FESTIVAL 2017 (Dicas por estrear)

Aqui vão os destaques de todos os filmes a q assisti neste Festival do Rio 2017, começando pelos q mais me impactaram:

1) “Tschick”: O melhor de todos a q assisti no Festival, obra-prima. Lembra o excelente “Micróbio & Gasolina” de Michel Gondry, só q ainda melhor. Ótimas atuações, direção de grande qualidade artística de Fatih Akin (do excelente “Contra a Parede”), ritmo sustentado do início ao fim, mantém o espectador sorrindo de ponta-a-ponta. Imperdível!

2) “Direções”: Ótimo. Histórias paralelas de alguns taxistas, em esquetes emendados. Tensões, agressividade, violência, como um “Relatos Selvagens” sem a parte do humor negro. No pano de fundo, a falência socioeconômica da Bulgária atual.

3) “Rastros”: Muito bom! O filme passeia por alguns gêneros – policial, suspense, drama, político -, com boa fluidez e bela fotografia. Assassinatos de pessoas e animais numa pequena e congelada cidade polonesa intrigam a protagonista, uma senhora solitária idealista e bastante excêntrica. Machismo e caça ilegal são os vilões da trama, combatidos por 3 personagens supostamente fracos, numa criativa surpresa ao final da história, costurada como fábula romântica. Otimismo e ludicidade ingênua à la “Amélie Poulain”.

4) “Em Pedaços”: O diretor cult Fatih Akin (da obra-prima “Tschick” e do excelente “Contra a Parede”) traz uma história contundente de uma mulher – Diane Kruger, Cannes de melhor atriz por este filme -, q perde marido e filho num ataque à bomba. A trama é bem desenvolvida, porém não apresenta grandes novidades. A parte realmente interessante do filme é a angústia da protagonista em como encaminhar sua dor/indignação: suicídio? Homicídio? Apostar no caminho jurídico?

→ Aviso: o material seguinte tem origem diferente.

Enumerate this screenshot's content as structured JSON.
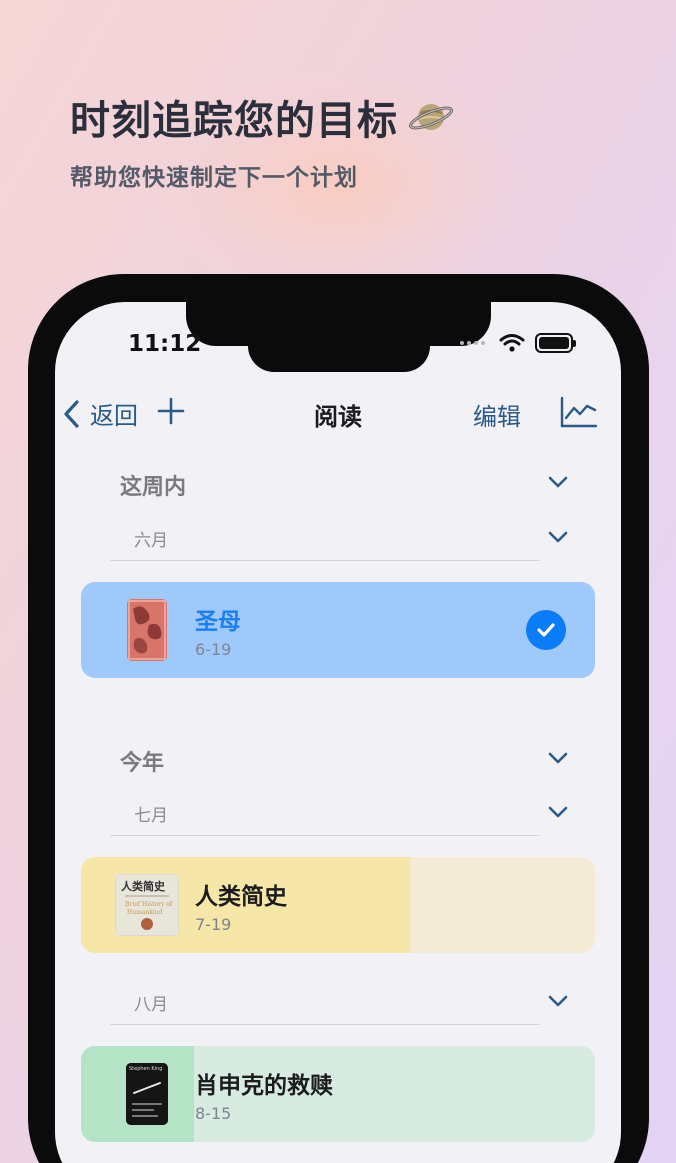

5) “Ensiriados”: Ótima trama sobre uma família sitiada em sua própria casa, situada num epicentro momentâneo da guerra na Síria. Saindo, tendem a ser baleados; ficando, seriam roubados, estuprados. Tensão máxima, muito bem apresentada. O único senão reside nas toscas decisões dos moradores, parcialmente compreensíveis por conta da óbvia pressão das contingências. A relação dos personagens com a protagonista – extremamente obsessiva e autoritária -, é muito bem representada.

6) “Uma Família”: Pesada trama sobre um “casal” q mora junto e aluga ilegalmente a barriga da mulher para casais q não podem engravidar. Aos poucos, o espectador é conduzido para dentro da angústia da mulher, desamparada, buscando um provedor de afeto. Um dos grandes pontos positivos do filme é a capacidade do diretor italiano de transmitir a tensão constante, os riscos, a dependência emocional, amor e ódio. Precioso nas sutilezas subjetivas, bem como na composição dos personagens.

7) “Thirst Street”: Muito bom. A personagem principal (Gina) faz alusão – talvez intencional – a “Gelsomina” (em “A Estrada da Vida”, de Fellini) e a “Macabéa” (no livro “A Hora da Estrela”, de Clarice Lispector, também filmado). Mulheres sofridas, submissas, ingênuas e sonhadoras. A atmosfera interna e externa de uma menina em corpo de adulta, pueril ao extremo. Aos poucos, sua sanidade colapsa, com traços da personagem de Audrey Tautou em “Bem me Quer, Mal me Quer”.